Space is calling - banner of GLONASS program

Space is calling – banner of GLONASS program

GLONASS, or Global Navigation Satellite System, is Russia’s answer to GPS, providing real-time positioning and timing services globally. Initiated by the Soviet Union in 1976, it became fully operational in 1995. The system is vital for both military and civilian applications, ensuring independence from American GPS. GLONASS supports numerous devices across various sectors, including telecommunications, emergency services, and transportation, enhancing navigation accuracy worldwide.

“Unclear” intervention in Crimea and eastern Ukraine pushed a number of governments to apply sanctions against Russian individuals and businesses. The sanctions are strongly hitting Russian economy which moves into recession. Also Russian global satellite navigation system GLONASS will suffer. Due to restrictions in the delivery of radiation-resistant electronic components from the West, GLONASS satellite manufacturer will cancel the program for building the new type of satellites called GLONASS-K2.
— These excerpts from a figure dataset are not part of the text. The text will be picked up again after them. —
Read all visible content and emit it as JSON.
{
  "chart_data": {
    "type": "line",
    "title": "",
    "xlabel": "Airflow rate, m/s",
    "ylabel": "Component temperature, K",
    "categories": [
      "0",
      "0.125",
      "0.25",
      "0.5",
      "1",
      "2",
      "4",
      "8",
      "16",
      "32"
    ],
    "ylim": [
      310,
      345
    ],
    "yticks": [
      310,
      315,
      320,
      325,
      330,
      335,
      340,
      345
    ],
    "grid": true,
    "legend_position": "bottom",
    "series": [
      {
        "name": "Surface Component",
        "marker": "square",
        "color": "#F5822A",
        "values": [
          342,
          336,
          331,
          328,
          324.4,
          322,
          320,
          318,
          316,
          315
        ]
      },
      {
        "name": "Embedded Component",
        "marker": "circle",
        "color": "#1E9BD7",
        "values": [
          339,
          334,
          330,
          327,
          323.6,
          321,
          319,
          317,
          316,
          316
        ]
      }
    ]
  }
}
Nikolai Testoyedov, CEO of Information Satellite Systems Reshetnev, told the Russian magazine Vestnik GLONASS:

After the two GLONASS-K1 satellites No. 11 and 12, we wanted to go for the launch of more advanced GLONASS-K2 devices. But, unfortunately, the plans had to be adjusted somewhat because of the sanctions restricting the delivery of radiation-resistant electronic components from the West. We have to put a hold on the in-depth development of technical and technological documentation and that delays us in terms of moving ahead by at least a year or two.

This will not affect the functioning of the system which had achieved 100 percent coverage, with the full orbital constellation of 24 satellites operational in 2011.